Sometime in the middle of the afternoon I got hungry. I was all set to order Chinese food when I realized it wouldn’t work; I couldn’t open the door to receive it because of the police seals. By this time I was really in the mood for it, too, so I thought about having it delivered to the Lehrman apartment and waiting for it down there. I don’t know what made me think that was a sensible idea. Maybe I’d overdosed on meditation, using CAPHOB as my mantra. Fortunately I nipped the whole enterprise in the bud and raided the kitchen instead.

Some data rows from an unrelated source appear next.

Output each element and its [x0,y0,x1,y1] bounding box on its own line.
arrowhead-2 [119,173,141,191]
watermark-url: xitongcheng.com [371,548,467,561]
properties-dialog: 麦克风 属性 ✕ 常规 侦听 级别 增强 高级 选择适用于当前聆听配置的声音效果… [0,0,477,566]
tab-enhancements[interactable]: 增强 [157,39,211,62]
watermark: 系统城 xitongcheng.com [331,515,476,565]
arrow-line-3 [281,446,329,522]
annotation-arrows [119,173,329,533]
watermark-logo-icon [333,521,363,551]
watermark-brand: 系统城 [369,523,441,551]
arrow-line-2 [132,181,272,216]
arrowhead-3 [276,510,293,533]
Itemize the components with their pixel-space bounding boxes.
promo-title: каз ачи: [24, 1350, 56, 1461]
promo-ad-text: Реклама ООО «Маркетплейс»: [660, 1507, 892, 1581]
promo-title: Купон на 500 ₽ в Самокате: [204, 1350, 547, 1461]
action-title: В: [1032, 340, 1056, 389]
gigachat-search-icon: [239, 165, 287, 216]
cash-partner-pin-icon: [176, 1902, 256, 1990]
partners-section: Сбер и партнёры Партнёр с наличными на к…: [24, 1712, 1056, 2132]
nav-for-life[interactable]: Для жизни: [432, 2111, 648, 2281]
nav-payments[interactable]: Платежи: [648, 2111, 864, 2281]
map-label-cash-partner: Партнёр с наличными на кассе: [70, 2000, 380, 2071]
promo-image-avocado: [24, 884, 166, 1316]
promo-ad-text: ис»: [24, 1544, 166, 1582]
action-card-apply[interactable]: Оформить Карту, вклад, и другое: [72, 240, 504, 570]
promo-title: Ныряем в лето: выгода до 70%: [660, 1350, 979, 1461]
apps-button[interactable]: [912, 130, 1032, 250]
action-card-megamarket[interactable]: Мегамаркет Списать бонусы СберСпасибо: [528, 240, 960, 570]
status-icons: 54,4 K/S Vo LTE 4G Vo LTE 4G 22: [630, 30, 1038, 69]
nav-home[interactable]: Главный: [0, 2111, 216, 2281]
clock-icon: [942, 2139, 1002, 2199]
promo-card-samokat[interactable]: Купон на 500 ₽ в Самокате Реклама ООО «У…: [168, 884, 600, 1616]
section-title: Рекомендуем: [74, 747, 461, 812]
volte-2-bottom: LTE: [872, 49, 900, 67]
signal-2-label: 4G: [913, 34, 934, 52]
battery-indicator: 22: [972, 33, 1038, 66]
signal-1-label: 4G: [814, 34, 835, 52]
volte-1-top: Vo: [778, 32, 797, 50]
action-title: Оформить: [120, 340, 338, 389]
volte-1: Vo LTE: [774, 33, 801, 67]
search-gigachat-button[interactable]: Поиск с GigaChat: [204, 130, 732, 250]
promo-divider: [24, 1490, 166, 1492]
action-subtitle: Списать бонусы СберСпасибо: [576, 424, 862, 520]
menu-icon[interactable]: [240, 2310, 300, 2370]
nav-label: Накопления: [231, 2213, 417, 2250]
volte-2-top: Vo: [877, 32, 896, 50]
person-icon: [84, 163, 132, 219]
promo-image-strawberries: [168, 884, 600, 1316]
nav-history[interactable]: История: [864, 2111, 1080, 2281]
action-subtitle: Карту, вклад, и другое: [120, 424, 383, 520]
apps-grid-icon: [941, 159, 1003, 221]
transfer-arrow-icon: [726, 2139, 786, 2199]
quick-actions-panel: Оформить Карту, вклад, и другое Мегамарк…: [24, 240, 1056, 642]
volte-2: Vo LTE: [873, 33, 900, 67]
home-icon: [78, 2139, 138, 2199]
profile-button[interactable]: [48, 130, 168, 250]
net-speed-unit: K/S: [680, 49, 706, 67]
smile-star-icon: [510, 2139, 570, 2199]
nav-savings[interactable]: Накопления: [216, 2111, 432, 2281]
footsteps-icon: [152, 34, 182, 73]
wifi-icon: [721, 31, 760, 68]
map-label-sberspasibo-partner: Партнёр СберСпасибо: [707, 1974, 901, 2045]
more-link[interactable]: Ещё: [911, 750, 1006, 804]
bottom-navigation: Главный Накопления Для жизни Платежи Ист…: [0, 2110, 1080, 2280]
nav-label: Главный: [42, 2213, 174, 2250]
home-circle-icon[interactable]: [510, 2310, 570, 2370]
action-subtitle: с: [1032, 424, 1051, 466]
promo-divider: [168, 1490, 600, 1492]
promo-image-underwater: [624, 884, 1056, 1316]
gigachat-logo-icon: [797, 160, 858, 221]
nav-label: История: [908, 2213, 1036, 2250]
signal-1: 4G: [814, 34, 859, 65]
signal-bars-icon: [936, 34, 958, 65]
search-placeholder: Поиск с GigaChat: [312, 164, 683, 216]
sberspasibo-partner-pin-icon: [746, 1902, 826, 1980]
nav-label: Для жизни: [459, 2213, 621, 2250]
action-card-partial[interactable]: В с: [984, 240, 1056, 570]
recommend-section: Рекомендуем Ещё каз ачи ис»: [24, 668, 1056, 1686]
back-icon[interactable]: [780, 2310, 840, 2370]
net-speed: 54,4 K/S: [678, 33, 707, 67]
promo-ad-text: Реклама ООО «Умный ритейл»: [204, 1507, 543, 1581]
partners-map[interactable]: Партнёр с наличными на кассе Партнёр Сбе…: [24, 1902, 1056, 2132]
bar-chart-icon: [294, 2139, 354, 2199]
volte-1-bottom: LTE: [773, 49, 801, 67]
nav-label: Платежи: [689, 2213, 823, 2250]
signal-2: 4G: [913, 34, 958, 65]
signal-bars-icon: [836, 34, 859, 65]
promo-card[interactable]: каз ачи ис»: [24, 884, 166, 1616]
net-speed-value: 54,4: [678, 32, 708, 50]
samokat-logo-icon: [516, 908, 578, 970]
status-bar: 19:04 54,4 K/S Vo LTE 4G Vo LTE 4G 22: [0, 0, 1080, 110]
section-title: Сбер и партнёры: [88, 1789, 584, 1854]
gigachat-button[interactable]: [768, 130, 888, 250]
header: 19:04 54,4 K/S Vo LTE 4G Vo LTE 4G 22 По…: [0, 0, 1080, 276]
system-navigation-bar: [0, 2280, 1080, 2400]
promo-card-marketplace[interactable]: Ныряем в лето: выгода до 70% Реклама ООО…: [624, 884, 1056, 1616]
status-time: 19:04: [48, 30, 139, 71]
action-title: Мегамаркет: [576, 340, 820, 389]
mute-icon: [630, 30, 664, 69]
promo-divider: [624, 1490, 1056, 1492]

What I found was leftover Chinese food, but it had been left too long. You wouldn’t want to touch it with a ten-foot chopstick. I toasted a couple of English muffins (the bread was stale) and spread them with peanut butter and jelly (the butter was rancid) and washed them down with black instant coffee (the milk was beyond description). Someday, I thought, when all of this was but a memory, I’d be eating real meals again, hearty coffee-shop breakfasts, overseasoned ethnic lunches with Carolyn, real dinners in real restaurants. For now, though, I seemed destined to grab breakfast on the run, skip lunch or steal it, and make the big meal of the day popcorn. My clothes were neither falling off me nor gripping me too tightly, so I seemed to be getting away with it. But it would be nice to eat like a human being again.
I drank the last of the coffee, rinsed my dishes in the sink, and got back to work.